As a Latin-American born and raised in the United States, I used to believe in the promise of this country. I believed that if I worked hard, followed the rules, and stayed informed, the system would at least try to protect me. That this was a nation built on ideals — of freedom, equality, truth.
But now I know what James Forten felt as he fought for liberty in a country that barely saw him as human. I know what Benjamin Banneker must’ve felt, writing letter after letter, begging this country to live up to the values it claimed to hold sacred. I know what James Armistead Lafayette must have felt — giving everything to a cause that would celebrate him with words, then deny him with laws.
Now I know what it's like to watch your country turn against itself — not in fire and blood, but in slow, seeping ignorance. In the casual shrug of a neighbor who says, “Well, that’s just politics.” In the smirk of a bystander who says, “It won’t affect me.” In the silence of friends who claim to care — but only when it’s convenient.

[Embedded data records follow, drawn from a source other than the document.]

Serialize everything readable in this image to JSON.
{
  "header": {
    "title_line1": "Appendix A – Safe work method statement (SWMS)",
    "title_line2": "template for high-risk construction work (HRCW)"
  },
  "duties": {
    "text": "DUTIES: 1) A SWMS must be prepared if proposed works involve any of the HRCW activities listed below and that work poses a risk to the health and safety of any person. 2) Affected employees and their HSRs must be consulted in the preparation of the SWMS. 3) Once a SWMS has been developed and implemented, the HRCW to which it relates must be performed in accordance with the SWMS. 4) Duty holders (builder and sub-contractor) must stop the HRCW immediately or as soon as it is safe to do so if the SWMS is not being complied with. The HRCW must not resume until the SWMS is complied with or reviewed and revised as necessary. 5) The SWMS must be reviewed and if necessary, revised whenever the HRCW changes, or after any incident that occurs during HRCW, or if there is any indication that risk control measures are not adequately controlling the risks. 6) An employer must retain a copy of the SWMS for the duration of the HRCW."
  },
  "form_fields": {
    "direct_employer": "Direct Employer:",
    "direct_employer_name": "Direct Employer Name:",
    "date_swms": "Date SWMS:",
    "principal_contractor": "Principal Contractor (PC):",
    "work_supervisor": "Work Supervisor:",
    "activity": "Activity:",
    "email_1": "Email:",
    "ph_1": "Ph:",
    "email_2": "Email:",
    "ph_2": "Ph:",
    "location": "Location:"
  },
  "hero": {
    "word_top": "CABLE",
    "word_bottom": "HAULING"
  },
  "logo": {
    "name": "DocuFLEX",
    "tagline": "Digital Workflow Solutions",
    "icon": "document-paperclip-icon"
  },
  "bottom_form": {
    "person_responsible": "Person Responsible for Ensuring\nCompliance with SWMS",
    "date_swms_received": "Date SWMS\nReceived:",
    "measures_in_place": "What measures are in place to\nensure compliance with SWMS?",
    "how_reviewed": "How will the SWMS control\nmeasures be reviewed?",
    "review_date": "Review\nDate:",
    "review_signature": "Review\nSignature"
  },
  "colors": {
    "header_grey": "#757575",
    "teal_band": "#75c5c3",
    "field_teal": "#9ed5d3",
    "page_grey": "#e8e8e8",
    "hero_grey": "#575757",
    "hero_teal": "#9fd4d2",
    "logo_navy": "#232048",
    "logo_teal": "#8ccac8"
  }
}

Now I know how "normal" German people allowed the Nazis to rise. It wasn’t all fanatics. It was teachers, bakers, factory workers — who said nothing, who chose comfort over conscience, who decided that truth was optional as long as their gas was cheap and their ego unbruised. They let evil win not because they loved it — but because they didn't care enough to stop it.
And we’re doing it again.
We are watching lies replace facts, fear replace empathy, and cruelty be repackaged as “strength.” We're watching a nation tiptoe toward fascism, and the scariest part isn’t the politicians. It’s the people who normalize it. The ones who say, “They’re just saying what everyone’s thinking,” or “Don’t be so dramatic.” The ones who joke about book bans, laugh off family separations, and casually parrot conspiracy theories because it’s easier than facing the truth.
History isn’t repeating — it’s rhyming, and the beat is getting louder.
So no, I don’t feel “lucky” to be an American right now. I feel angry. I feel betrayed. I feel awake.
But I also feel called. Called to resist. Called to speak. Called to remember that silence is a choice — and complicity is a legacy that lives long after the flags are gone and the monuments fall.
I will not be another "good German" in N### germany.
I will not be another silent bystander.
I will not let my children grow up wondering why I didn’t do more when the warning signs were clear.
Because now I understand — and I refuse to pretend I don’t.